# ebay links approved at the Shack!



## Sonnie (Apr 11, 2006)

[img]http://pics.ebaystatic.com/aw/pics/logos/logoEbay_x45.gif[/img]
We will now allow ebay links in our Classified area and in a special forum created for ebay deals. 

For each classified forum the ebay link rules are as follows:


ebay links are allowed provided you include a full description of what you have listed at ebay. This is not for ebay dealers, this is for our active members only who have personal items listed. If all you are doing is coming here to post ebay links for your auctions, you will be banned.
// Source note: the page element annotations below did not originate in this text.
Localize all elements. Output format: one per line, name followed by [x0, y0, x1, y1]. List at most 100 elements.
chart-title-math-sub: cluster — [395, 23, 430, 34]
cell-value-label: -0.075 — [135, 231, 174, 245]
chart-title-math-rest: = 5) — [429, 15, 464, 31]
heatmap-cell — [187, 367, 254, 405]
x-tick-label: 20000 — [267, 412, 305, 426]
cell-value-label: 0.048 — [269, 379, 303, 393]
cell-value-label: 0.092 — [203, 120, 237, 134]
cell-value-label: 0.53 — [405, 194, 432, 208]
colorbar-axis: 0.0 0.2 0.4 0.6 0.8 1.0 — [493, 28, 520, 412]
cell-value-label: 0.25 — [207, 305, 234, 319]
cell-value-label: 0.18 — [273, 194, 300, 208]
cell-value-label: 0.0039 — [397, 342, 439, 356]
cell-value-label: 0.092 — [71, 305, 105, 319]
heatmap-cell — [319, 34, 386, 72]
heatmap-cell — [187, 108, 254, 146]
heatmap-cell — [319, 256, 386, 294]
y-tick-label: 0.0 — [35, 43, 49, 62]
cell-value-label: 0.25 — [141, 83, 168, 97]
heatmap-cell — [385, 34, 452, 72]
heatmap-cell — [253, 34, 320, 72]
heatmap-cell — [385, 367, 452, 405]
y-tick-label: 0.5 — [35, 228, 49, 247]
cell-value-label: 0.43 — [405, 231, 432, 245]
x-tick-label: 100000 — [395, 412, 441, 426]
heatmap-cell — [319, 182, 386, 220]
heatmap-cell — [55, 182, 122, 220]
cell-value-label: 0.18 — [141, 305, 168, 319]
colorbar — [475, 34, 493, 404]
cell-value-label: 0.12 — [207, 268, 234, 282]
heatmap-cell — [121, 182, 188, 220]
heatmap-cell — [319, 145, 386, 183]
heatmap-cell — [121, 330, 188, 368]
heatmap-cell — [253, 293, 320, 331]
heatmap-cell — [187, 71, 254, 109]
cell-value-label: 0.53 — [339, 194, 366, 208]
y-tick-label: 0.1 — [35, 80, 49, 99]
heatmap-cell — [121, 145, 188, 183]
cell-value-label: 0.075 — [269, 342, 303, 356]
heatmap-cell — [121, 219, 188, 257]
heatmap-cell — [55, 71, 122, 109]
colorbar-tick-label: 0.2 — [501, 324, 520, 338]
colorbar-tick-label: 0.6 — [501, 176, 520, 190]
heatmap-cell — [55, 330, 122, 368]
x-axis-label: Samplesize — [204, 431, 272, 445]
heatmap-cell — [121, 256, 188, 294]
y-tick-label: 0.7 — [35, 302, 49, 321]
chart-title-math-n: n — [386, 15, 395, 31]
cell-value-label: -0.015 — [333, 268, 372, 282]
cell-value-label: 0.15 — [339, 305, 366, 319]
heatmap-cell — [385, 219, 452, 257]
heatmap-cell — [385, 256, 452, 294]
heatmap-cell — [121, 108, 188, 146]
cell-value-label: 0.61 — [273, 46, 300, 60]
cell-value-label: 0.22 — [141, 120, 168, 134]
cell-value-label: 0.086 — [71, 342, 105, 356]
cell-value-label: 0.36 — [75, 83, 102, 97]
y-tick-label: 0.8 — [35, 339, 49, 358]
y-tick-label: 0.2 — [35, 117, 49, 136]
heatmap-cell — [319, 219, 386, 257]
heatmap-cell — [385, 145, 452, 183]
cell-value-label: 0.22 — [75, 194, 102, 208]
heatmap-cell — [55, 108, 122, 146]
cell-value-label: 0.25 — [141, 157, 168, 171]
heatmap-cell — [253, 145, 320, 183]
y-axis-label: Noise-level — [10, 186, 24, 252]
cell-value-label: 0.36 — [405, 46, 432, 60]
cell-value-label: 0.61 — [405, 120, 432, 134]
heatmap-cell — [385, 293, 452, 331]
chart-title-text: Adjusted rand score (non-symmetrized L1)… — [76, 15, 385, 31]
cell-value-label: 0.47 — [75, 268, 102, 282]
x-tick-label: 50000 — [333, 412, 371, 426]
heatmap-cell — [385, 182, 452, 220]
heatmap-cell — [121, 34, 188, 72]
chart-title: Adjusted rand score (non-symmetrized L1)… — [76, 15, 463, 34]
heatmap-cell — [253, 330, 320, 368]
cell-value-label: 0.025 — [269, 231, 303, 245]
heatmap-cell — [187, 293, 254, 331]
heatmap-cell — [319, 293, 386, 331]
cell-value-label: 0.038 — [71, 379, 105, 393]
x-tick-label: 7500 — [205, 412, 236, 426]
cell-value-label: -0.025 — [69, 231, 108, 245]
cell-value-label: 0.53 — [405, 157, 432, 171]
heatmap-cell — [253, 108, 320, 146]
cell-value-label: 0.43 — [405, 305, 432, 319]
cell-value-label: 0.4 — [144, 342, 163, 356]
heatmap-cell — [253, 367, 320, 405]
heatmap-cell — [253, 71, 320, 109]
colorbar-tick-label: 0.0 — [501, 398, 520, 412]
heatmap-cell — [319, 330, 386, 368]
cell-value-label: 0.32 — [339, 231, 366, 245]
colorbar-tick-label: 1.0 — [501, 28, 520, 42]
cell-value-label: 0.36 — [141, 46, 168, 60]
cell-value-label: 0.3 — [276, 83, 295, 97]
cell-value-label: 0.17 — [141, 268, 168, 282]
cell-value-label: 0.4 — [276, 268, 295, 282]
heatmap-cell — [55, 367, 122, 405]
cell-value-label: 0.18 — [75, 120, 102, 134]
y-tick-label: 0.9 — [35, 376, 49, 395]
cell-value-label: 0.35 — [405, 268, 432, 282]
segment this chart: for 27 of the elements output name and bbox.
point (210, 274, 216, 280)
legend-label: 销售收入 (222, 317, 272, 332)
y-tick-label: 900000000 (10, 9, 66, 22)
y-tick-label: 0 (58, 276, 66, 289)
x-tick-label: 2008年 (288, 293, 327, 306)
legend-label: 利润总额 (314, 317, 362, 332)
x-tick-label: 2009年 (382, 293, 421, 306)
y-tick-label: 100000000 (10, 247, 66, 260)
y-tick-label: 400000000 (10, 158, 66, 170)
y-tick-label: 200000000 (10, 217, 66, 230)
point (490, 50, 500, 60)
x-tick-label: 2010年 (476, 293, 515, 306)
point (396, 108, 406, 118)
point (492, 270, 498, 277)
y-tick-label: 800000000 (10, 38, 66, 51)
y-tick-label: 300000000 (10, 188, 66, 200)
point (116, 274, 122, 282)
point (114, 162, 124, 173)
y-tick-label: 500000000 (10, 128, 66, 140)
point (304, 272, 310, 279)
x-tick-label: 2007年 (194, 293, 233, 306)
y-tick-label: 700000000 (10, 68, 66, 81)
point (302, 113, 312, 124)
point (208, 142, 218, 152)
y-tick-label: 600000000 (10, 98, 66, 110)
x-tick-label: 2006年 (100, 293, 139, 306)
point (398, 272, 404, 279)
For the new ebay Deals forum the rules are posted in the description as follows:


This forum is strictly for links to those really great ebay deals that members may stumble across from time to time. All links must be related to home theater, audio or video as described in our classified ad descriptions above. This is not for posting personal ebay ads, which should go in the proper classified section above. This is not for ebay dealers. Members must have a minimum of 10 posts and 5 days membership prior to posting in this area. No Exceptions!

So... if you see a really good deal that is related to home theater, audio or video, please start a new thread in the ebay Deals forum and give us a link.


----------



## tonyvdb (Sep 5, 2007)

This is great news, Thanks to everyone involved in getting this going.


----------